Петр же в растерянности только огляделся. Ничего больше не оставалось. У него, не смотря на крайнюю степень возбуждения, хватило рассудка не ломиться в запертую дверь. И поскольку действительно ничего больше не оставалось, он уселся в старинное привезенное из Польши еще при дедушке Михаиле Федоровиче, кресло, стоявшее в углу.
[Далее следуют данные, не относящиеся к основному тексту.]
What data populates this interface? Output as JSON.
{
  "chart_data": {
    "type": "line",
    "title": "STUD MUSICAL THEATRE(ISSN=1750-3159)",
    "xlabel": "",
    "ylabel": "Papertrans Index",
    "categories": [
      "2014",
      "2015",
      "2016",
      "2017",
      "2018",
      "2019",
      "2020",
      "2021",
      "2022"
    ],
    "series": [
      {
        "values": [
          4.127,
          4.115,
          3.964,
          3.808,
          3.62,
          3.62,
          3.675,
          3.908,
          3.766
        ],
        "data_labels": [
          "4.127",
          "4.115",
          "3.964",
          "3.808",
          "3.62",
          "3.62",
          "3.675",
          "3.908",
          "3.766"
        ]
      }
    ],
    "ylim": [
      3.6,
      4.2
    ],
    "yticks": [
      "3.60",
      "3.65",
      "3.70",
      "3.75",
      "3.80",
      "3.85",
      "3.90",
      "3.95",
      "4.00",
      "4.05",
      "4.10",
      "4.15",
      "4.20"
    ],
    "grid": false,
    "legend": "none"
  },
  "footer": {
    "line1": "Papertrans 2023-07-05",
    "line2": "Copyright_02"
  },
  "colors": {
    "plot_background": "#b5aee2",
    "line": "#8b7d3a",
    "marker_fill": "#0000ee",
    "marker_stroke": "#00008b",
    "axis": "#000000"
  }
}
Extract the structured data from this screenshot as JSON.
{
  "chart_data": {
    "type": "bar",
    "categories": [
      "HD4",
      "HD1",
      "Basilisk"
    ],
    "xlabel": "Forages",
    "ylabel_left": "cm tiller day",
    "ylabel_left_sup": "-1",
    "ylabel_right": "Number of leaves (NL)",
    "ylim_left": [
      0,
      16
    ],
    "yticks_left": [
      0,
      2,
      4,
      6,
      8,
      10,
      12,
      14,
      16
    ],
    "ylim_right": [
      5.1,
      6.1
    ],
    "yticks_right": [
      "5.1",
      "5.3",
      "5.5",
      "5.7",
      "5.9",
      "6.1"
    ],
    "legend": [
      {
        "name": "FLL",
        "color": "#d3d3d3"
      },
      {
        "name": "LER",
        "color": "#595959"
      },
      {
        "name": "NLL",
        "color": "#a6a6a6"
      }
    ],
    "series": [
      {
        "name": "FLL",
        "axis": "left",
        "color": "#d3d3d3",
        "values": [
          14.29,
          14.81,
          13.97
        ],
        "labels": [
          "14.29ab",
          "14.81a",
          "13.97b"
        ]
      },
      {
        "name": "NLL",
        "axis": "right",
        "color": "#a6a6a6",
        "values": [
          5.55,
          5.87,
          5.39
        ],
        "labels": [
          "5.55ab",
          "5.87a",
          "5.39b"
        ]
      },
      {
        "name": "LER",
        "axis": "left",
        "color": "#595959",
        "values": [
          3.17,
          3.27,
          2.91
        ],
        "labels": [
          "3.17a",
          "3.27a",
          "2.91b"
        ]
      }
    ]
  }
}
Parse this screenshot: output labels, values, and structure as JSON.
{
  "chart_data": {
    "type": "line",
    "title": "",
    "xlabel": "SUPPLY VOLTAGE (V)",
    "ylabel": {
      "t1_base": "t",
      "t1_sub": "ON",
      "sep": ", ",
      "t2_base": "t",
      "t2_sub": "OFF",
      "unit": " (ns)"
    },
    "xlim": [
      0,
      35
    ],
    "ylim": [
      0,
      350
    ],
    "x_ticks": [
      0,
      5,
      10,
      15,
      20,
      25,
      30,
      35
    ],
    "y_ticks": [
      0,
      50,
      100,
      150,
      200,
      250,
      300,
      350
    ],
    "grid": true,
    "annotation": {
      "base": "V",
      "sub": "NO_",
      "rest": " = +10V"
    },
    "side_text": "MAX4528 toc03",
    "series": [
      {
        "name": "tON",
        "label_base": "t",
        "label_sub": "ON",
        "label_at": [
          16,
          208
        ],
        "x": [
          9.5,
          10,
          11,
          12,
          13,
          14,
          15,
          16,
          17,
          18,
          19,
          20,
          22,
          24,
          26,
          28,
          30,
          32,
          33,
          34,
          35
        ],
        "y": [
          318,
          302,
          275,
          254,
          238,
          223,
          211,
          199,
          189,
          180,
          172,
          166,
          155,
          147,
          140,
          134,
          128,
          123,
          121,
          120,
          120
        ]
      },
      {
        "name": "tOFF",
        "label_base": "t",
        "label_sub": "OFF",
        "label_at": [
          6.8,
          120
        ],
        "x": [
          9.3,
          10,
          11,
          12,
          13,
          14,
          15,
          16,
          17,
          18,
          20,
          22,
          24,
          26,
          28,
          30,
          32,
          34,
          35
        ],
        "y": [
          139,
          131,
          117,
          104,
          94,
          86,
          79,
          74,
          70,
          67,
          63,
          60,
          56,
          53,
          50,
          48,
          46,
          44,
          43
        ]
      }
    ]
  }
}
Дело в запертой комнате, по-видимому, затягивалось. Взволнованный Петруша места себе не находил: то сидел в кресле, обхвативши руками острые колени и раскачиваясь, то принимался ходить и даже бегать по этой странной комнате с единственным креслом польской работы, то снова садился, то подходил к двери, подставлял ухо и пытался расслышать – что происходит за нею; но ничего понятного не слышал: дверь была добросовестно прикрыта. Угадывалось только некая суета, беготня, то и дело бухали, закрываясь, какие-то двери.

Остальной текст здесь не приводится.